Except you are explicitly throwing that out the window, by preserving
VMAs.  You very much need to have a clean bug free shutdown to pass VMAs
reliably.

> The use case is creating long-lived apps that never go down, and the
> simplest implementation will have the fewest bugs and is the best.
> MADV_DOEXEC is simple, and does not even require a new system call,
> and the kernel already knows how to exec without bugs.

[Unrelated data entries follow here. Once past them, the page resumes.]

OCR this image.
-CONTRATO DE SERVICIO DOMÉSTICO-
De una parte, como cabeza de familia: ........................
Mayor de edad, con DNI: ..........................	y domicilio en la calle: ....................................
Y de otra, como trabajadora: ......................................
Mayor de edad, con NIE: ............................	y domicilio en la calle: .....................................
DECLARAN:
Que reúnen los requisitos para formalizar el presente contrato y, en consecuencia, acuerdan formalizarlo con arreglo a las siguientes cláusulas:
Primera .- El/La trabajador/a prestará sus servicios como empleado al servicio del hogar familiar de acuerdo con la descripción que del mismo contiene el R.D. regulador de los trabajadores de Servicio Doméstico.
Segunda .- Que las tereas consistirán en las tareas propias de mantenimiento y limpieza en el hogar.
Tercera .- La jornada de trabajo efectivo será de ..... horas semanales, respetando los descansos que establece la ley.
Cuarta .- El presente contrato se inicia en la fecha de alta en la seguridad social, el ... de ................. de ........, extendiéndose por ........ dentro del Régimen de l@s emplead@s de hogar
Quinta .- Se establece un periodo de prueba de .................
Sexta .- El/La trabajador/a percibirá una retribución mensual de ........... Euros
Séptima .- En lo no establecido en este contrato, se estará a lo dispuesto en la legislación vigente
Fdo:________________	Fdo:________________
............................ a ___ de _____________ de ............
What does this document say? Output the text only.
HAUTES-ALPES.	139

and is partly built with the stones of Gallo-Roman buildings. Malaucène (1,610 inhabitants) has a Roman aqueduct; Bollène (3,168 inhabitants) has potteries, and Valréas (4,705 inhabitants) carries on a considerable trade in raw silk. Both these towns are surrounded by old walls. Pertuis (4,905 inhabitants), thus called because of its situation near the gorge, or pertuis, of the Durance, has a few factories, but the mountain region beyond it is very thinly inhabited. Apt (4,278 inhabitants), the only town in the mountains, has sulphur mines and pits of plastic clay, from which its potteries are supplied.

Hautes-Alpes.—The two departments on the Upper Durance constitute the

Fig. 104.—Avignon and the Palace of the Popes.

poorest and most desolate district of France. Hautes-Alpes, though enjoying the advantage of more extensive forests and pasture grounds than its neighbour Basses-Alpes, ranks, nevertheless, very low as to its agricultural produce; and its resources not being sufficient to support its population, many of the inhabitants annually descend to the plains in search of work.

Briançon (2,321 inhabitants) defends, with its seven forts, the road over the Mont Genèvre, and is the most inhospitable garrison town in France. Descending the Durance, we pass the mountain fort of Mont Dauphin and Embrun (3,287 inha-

*ROFL*  I wish the kernel knew how to exec things without bugs.
The bugs are hard to hit but the ones I am aware of are not straight
forward to fix.

MADV_DOEXEC is not conceptually simple.  It completely violates the
guarantees that exec is known to make about the contents of the memory
of the new process.  This makes it very difficult to reason about.  Nor
will MADV_DOEXEC be tested very much as it has only one or two users.
Which means in the fullness of time it is likely someone will change
something that will break the implementation subtlely and the bug report
probably won't come in for 3 years, or maybe a decade.  At which point
it won't be clear if the bug even can be fixed as something else might
rely on it.

What is wrong with live migration between one qemu process and another
qemu process on the same machine not work for this use case?

Just reusing live migration would seem to be the simplest path of all,
as the code is already implemented.  Further if something goes wrong
with the live migration you can fallback to the existing process.  With
exec there is no fallback if the new version does not properly support
the handoff protocol of the old version.